Los científicos que descubrieron la vitamina K1 la nombraron así por la palabra alemana “Koagulation”. La K1 es una vitamina soluble en grasa. Esto significa que se absorbe mejor si se consume con alimentos ricos en grasas.
La K1 es esencial para tener unos huesos sanos y para prevenir la osteoporosis, por lo tanto, la necesidad de tener unas buenas reservas de K1 aumenta con la edad. La K1 se encuentra en verduras de hoja, como el kale, el repollo, las coles Bruselas y la coliflor.
Otros alimentos ricos en K1 son el brócoli, el pollo, la leche y los tomates. Las mujeres entre 15 y 50 años necesitan unos 60 microgramos de K1 al día.

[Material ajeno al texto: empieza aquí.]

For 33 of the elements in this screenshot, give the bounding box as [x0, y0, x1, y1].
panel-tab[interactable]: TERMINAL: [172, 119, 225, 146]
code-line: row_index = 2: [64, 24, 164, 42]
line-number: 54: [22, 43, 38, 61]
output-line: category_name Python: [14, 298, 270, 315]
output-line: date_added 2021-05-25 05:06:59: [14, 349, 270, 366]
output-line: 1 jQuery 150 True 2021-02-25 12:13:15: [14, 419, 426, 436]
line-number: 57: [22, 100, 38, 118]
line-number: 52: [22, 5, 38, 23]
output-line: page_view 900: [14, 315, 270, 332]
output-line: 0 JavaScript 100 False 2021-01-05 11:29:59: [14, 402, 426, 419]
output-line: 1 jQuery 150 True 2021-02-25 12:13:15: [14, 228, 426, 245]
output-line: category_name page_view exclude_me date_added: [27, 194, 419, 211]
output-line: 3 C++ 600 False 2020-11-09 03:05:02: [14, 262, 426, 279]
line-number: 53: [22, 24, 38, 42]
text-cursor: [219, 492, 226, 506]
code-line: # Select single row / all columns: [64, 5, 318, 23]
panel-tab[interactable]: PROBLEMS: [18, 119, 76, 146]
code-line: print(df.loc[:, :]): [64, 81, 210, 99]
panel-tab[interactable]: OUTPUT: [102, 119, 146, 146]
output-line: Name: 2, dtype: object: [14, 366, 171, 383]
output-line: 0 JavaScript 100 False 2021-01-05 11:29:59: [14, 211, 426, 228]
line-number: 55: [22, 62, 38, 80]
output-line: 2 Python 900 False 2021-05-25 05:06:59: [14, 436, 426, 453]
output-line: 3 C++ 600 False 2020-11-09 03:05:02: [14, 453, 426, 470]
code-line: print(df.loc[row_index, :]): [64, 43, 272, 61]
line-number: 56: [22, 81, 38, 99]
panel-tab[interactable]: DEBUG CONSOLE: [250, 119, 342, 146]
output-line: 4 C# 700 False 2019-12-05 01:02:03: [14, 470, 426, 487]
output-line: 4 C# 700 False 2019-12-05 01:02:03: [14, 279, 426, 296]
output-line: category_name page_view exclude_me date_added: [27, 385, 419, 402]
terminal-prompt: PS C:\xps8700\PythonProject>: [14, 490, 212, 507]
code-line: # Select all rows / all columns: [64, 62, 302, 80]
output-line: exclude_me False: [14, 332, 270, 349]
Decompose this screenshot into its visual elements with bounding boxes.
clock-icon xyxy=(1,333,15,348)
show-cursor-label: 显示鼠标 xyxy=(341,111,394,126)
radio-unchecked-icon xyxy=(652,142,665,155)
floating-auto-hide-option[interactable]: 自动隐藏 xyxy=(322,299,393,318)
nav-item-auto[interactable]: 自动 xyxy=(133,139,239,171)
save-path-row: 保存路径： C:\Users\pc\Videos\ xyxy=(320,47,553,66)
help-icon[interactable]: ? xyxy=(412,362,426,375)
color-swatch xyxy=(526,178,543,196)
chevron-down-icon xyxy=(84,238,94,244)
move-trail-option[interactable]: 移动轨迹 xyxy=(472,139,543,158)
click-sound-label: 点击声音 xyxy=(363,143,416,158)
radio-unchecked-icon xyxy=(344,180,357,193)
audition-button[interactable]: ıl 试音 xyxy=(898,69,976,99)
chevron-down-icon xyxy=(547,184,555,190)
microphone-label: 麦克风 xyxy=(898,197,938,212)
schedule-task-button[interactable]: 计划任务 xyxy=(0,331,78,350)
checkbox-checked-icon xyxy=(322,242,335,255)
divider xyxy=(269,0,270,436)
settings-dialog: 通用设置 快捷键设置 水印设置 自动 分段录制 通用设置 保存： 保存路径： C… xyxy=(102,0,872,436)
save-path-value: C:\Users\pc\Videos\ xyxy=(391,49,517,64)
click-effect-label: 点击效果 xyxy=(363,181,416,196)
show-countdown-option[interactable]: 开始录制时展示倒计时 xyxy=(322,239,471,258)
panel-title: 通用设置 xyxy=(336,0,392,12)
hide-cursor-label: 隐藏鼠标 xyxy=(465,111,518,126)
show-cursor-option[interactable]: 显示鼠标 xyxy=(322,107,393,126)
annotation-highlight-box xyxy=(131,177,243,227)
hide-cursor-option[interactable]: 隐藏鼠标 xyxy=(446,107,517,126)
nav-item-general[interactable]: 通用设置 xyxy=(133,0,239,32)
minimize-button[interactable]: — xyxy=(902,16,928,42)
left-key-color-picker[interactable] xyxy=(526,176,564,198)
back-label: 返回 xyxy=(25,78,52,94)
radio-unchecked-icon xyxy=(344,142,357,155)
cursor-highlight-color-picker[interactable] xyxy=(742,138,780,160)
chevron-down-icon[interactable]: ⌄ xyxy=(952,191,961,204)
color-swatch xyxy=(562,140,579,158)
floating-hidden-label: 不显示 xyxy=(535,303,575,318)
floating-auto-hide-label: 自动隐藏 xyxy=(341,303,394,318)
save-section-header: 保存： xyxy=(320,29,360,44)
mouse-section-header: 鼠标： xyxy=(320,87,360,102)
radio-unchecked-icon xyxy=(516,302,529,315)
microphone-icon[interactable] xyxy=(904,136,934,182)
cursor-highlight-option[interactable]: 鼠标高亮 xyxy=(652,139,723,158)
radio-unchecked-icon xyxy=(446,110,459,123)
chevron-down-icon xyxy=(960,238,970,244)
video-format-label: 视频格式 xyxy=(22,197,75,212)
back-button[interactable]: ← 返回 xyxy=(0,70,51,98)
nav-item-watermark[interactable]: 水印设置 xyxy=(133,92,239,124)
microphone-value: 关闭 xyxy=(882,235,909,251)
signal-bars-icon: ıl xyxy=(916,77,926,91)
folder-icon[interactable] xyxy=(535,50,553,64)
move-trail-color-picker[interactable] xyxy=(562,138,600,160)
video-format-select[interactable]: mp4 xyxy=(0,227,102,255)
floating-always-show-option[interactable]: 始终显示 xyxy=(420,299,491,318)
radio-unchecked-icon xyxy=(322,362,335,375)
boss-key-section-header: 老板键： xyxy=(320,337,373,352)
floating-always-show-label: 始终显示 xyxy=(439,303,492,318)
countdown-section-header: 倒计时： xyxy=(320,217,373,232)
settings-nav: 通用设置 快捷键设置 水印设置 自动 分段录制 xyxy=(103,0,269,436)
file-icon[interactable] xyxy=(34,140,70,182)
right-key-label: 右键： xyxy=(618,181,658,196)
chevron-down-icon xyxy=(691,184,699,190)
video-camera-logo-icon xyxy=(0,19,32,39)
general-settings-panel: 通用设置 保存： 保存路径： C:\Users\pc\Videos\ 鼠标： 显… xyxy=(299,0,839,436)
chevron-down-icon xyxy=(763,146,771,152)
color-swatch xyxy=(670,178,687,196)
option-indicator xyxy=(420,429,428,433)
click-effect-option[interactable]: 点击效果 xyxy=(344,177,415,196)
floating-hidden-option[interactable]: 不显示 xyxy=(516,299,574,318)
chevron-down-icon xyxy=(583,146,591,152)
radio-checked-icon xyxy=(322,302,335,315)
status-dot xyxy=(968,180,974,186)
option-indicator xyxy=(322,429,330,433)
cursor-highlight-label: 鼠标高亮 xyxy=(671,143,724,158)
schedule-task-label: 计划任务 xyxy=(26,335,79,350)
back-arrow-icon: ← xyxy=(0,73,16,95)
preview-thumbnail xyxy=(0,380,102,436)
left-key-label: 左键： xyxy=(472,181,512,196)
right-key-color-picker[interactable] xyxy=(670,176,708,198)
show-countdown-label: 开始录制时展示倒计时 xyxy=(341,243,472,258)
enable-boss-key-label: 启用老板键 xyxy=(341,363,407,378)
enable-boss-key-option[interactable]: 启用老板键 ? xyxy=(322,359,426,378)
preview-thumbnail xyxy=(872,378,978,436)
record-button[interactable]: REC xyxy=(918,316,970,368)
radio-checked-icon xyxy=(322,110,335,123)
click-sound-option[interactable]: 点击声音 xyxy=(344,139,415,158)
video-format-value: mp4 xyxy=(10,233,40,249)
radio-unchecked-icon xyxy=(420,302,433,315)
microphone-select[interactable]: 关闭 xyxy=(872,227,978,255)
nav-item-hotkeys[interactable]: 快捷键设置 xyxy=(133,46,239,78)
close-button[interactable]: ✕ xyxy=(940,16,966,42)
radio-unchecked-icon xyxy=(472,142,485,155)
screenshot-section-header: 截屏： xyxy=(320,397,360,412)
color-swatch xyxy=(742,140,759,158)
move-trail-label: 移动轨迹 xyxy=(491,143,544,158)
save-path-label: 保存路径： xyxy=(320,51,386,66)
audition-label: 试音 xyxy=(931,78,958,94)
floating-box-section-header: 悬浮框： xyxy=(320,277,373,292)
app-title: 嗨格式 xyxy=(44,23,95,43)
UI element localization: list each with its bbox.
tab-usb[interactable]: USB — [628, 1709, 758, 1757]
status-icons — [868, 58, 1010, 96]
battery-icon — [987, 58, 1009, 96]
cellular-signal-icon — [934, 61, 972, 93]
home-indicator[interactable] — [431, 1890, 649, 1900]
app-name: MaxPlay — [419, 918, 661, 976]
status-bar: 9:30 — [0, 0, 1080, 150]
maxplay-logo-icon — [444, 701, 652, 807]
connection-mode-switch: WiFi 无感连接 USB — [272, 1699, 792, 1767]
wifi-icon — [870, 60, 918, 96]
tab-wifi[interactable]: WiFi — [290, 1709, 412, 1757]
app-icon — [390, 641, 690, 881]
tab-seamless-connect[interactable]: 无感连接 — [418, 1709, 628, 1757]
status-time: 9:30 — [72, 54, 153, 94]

Al partir de los 50, se necesitan unos 65 microgramos.
Con una dieta equilibrada, alcanzar los niveles diarios recomendados no debería ser complejo. La deficiencia de la vitamina K1 puede provocar Cron, cáncer o una enfermedad celiaca. Una señal de falta de esta vitamina es la facilidad para hacerse hematomas o cuando se sangra en exceso.
Los casos de sobredosis son raros, pero si tienes dudas, lo mejor que puedes hacer es visitar a tu médico.